What has come into sharpest relief is that Nama is not built on hard evidence, on facts and figures, on well-supported projections, or on reliable pricing models. It is based on hope and optimism and on a belief that everything will be alright on the night. Nama will pay more for loans than those loans are worth (thereby recapitalising the banks) in the hope that they will, suddenly, majestically, rise in value over the years, leaving the taxpayer in clover. The whole process is a mirror image of the kind of blind optimism which got us into the mess in the first place – throwing money at undeserving candidates on the basis that things will get better and better.

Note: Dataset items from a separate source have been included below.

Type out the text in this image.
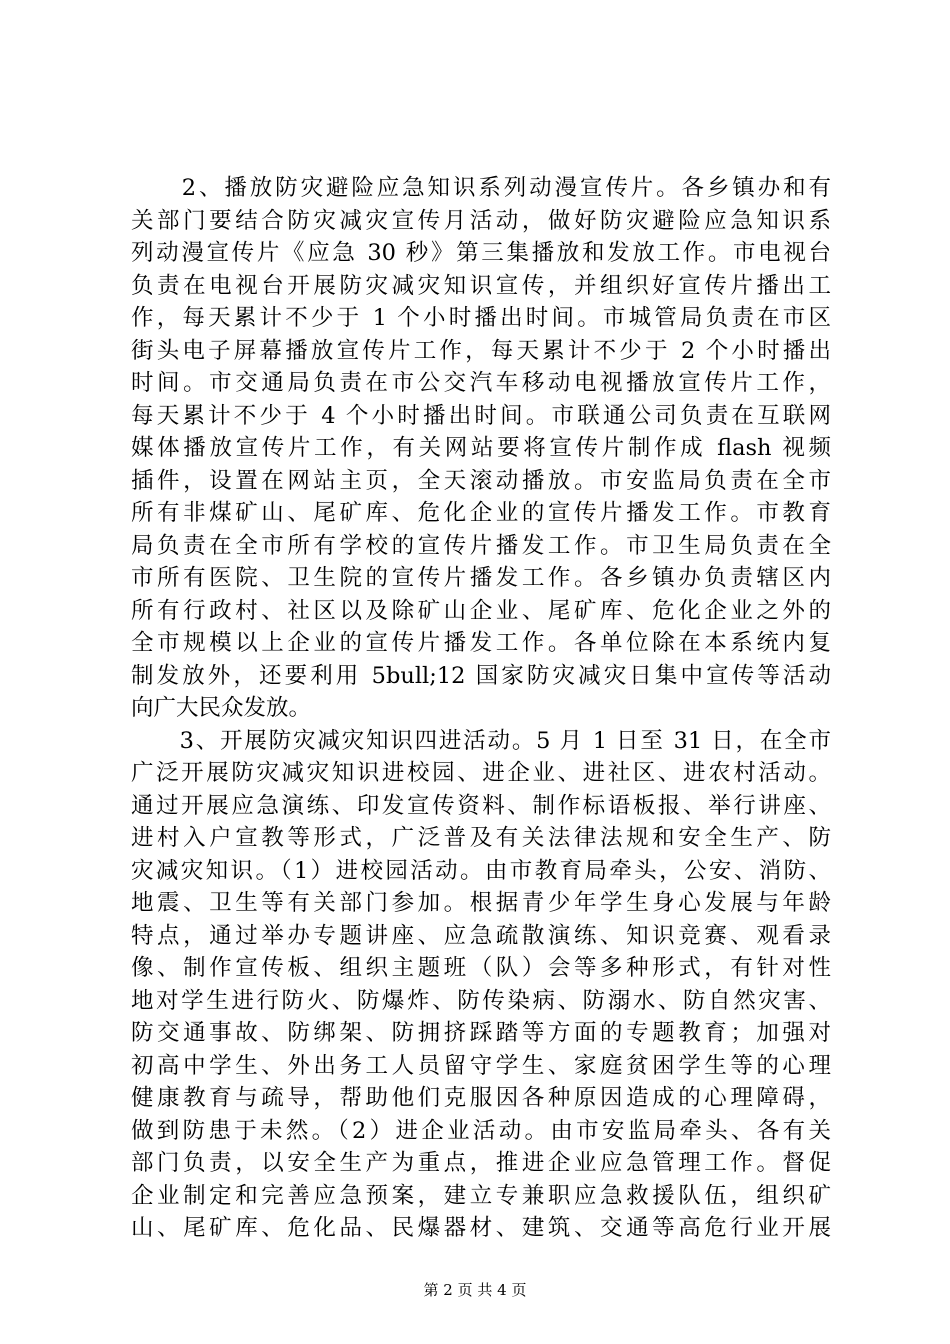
　　2、播放防灾避险应急知识系列动漫宣传片。各乡镇办和有
关部门要结合防灾减灾宣传月活动，做好防灾避险应急知识系
列动漫宣传片《应急 30 秒》第三集播放和发放工作。市电视台
负责在电视台开展防灾减灾知识宣传，并组织好宣传片播出工
作，每天累计不少于 1 个小时播出时间。市城管局负责在市区
街头电子屏幕播放宣传片工作，每天累计不少于 2 个小时播出
时间。市交通局负责在市公交汽车移动电视播放宣传片工作，
每天累计不少于 4 个小时播出时间。市联通公司负责在互联网
媒体播放宣传片工作，有关网站要将宣传片制作成 flash 视频
插件，设置在网站主页，全天滚动播放。市安监局负责在全市
所有非煤矿山、尾矿库、危化企业的宣传片播发工作。市教育
局负责在全市所有学校的宣传片播发工作。市卫生局负责在全
市所有医院、卫生院的宣传片播发工作。各乡镇办负责辖区内
所有行政村、社区以及除矿山企业、尾矿库、危化企业之外的
全市规模以上企业的宣传片播发工作。各单位除在本系统内复
制发放外，还要利用 5bull;12 国家防灾减灾日集中宣传等活动
向广大民众发放。
　　3、开展防灾减灾知识四进活动。5 月 1 日至 31 日，在全市
广泛开展防灾减灾知识进校园、进企业、进社区、进农村活动。
通过开展应急演练、印发宣传资料、制作标语板报、举行讲座、
进村入户宣教等形式，广泛普及有关法律法规和安全生产、防
灾减灾知识。（1）进校园活动。由市教育局牵头，公安、消防、
地震、卫生等有关部门参加。根据青少年学生身心发展与年龄
特点，通过举办专题讲座、应急疏散演练、知识竞赛、观看录
像、制作宣传板、组织主题班（队）会等多种形式，有针对性
地对学生进行防火、防爆炸、防传染病、防溺水、防自然灾害、
防交通事故、防绑架、防拥挤踩踏等方面的专题教育；加强对
初高中学生、外出务工人员留守学生、家庭贫困学生等的心理
健康教育与疏导，帮助他们克服因各种原因造成的心理障碍，
做到防患于未然。（2）进企业活动。由市安监局牵头、各有关
部门负责，以安全生产为重点，推进企业应急管理工作。督促
企业制定和完善应急预案，建立专兼职应急救援队伍，组织矿
山、尾矿库、危化品、民爆器材、建筑、交通等高危行业开展
第 2 页 共 4 页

There is not a shred of evidence for such optimism or for the belief that at some mystical point in the not too distant future, the taxpayer will be quids in. In the late 1980s and early 1990s, Japanese property prices were subject to the same boom and bust as we have seen here recently. Apartments that had jumped in price from the equivalent of €181,000 to more than €500,000 collapsed in value before settling at about €290,000 for well over a decade. Even now, almost 20 years after the collapse, property prices in Japan are about 40% off their peak. The details in the ACC case suggest even worse collapses in property values have occurred here, and that there is not the remotest chance of them climbing in any significant way over the next decade. There is no realistic prospect that taxpayers can expect to break even, let alone emerge from the whole process in actual profit for a long time to come. When critics of Nama suggest that children born today will be paying off the agency's profligacy in their first wage packets, they are closer to the truth than such hyperbole might initially suggest.


So what is to be done? The Liam Carroll case has emboldened some of the opposition spokespeople to revive criticisms of Nama which had been muted since the legislation was announced. But it is to the ordinary members of the Green party we must turn for any hope that the agency might be stillborn.

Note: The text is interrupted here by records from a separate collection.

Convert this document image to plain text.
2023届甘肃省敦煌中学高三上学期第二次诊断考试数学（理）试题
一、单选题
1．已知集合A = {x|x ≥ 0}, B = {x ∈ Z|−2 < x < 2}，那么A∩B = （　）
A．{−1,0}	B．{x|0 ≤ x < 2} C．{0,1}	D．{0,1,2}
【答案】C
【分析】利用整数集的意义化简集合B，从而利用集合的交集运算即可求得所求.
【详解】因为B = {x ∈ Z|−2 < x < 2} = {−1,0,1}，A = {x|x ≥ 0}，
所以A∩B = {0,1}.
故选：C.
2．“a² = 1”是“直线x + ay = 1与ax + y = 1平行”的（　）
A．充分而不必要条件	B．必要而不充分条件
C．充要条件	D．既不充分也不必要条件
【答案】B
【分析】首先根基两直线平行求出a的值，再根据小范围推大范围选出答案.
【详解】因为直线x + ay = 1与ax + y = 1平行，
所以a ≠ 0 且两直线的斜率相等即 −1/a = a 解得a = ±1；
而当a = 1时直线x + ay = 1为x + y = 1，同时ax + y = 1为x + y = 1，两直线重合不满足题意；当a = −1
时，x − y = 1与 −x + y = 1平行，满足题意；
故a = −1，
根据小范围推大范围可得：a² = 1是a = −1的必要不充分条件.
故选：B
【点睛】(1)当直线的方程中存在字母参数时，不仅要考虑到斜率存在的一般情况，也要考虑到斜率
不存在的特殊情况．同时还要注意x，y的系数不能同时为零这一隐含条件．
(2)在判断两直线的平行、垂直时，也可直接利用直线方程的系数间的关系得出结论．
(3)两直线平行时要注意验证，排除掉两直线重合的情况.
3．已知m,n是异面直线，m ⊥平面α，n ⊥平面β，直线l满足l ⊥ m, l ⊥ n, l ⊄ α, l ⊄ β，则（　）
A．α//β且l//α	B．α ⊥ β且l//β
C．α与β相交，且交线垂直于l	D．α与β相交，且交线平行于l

Last week's reports that party members all over the country (although not in Leinster House) were increasingly concerned about Nama were a welcome sign that a lively heart still beats in the damaged old Green body. Several sections of the party have demanded a special conference to decide Green policy on Nama, and were one to be held, and two-thirds of delegates were to vote against Nama, the party's TDs could not vote for it in the Dáil. Assuming all the opposition TDs voted against it, that would be the end of Nama, and of the government. As this would be one of the best day's business in the country's history, we can only hope that the grassroot Greens get their way.


Emily says It's a load of Áras: But is it?


Recent speculation about the possible identities of the candidates for the next presidential election took an interesting turn last week when Ombudsman Emily O'Reilly wrote to Phoenix magazine to deny that she had ever intimated to anyone that she had any interest in running for the Áras. "Such actions," she wrote, "would be entirely inappropriate in my role as Ombudsman and Information Commisioner".


This letter was subsequently reported as being a categorical denial by O'Reilly that she wanted to replace Mary McAleese. It was no such thing. Nowhere in the letter did O'Reilly say she didn't want to be president. In fact, her missive left wide open the possibility that she would do her patriotic duty should any party wish her to represent them. This one could run for a bit.